Tips and Tricks for Photographing Your Toddler and Newborn Together!

May 10, 2017  •  Leave a Comment

Tips and tricks for photographing your newborn and toddler  - together!

Newborn sessions include the whole family so I frequently photography newborns with their older siblings. The most common age gap I see is between 18 months and 3 years, the ‘toddler stage’ which can make capturing the sibling image that every parent wants a challenge! Toddlers, while adorable most of the time, can be tricky little people, with strong sense of what they do or more often do not want to do. When preparing for a newborn session with a toddler sibling, I always ask parents about the personality of their older child, how they are responding to the new baby and whether they have cuddles or held their new sibling yet. I take 'me to get to know and make a fuss of the toddler before I turn my attention to the new baby. I want to share with you my tried, tested and safe method for achieving the sibling image parents want, as well as some tips and tricks to make things go more smoothly. Although I describe this as you would approach it for a newborn, this is a great way of photographing babies with their siblings right up until they can sit unaided.

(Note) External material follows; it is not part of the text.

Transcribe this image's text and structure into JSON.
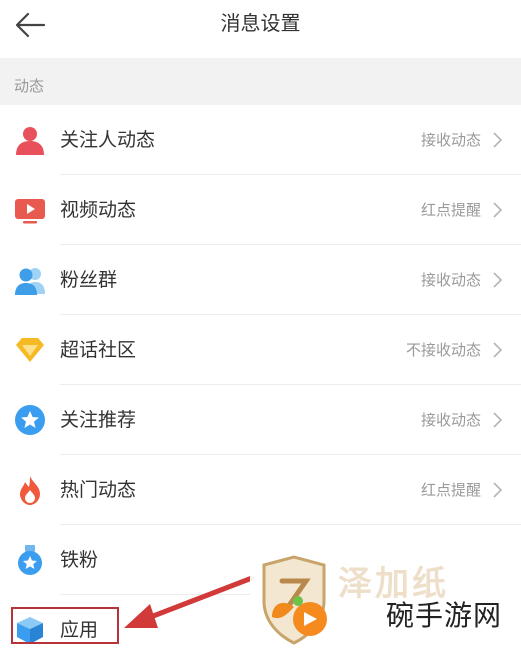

I love this pose because personally, I would not ask a child under 3 to hold a newborn baby in their arms. Children less than 3 years old have less ability to understand instructions or to stay still and could move suddenly and unpredictably placing baby in danger. This pose ensures that baby is supported at all times and ensures that the toddler does not have to support their weight. 

Before you start…

A word about light – Good light is the key to a great photo. Look for the lightest room in your house with a large window or glass door. Avoid direct sunlight or soften it with a white sheet.

Arrange a helper – I always ask parents to be my helpers and spotters when posing a newborn with their sibling. It is important to have someone on hand to keep the baby safe while you take the photograph.

A soft surface - This super sweet pose can be set up on a bed, rug or any safe, soft surface. It’s best to avoid busy patterns on the background but a bit of texture looks great, so a duvet, plain blanket or rug are ideal.

How to set up the shot:

Lie your toddler down on their back and get them comfy (it helps to lie down with them so they get the idea and make a big fuss when they co-operate!).

TIP: If you raise their head a little with a pillow or rolled up blanket under their head you will find that you don’t have to lean so far over them when taking the photo. Then place either just next to them or on their out stretched arm for the toddler to cuddle. You can do different variations on this set up depending on how keen your toddler is to interact with the baby. They can cuddle and kiss baby, put their finger on baby’s nose and of course give you a beautiful smile!

TRICK: Wrapping or swaddling your newborn will help keep them calm and in a neat little bundle, avoiding failing arms and legs!

If All Else Fails... bribery works so well with most toddlers. With parent’s consent I have a stash of balloons, biscuits, chocolate buttons and stickers which very few have been able to resist!

Watch Out For... your toddler deciding enough is enough and jumping up regardless of baby! This is why help is essential.

I hope this has helped you to create beautiful sibling photographs with your own toddler and newborn. There will always be some siblings who don’t want to be photographed, however I have lots tricks I use in the studio to ensure we still get that special first sibling photo; including using Photoshop to make composite images if necessary. So many parents walk through the door worried about how their toddler will co-operate and I love their joy when we capture that once in a lifetime image for them. It is so worth it!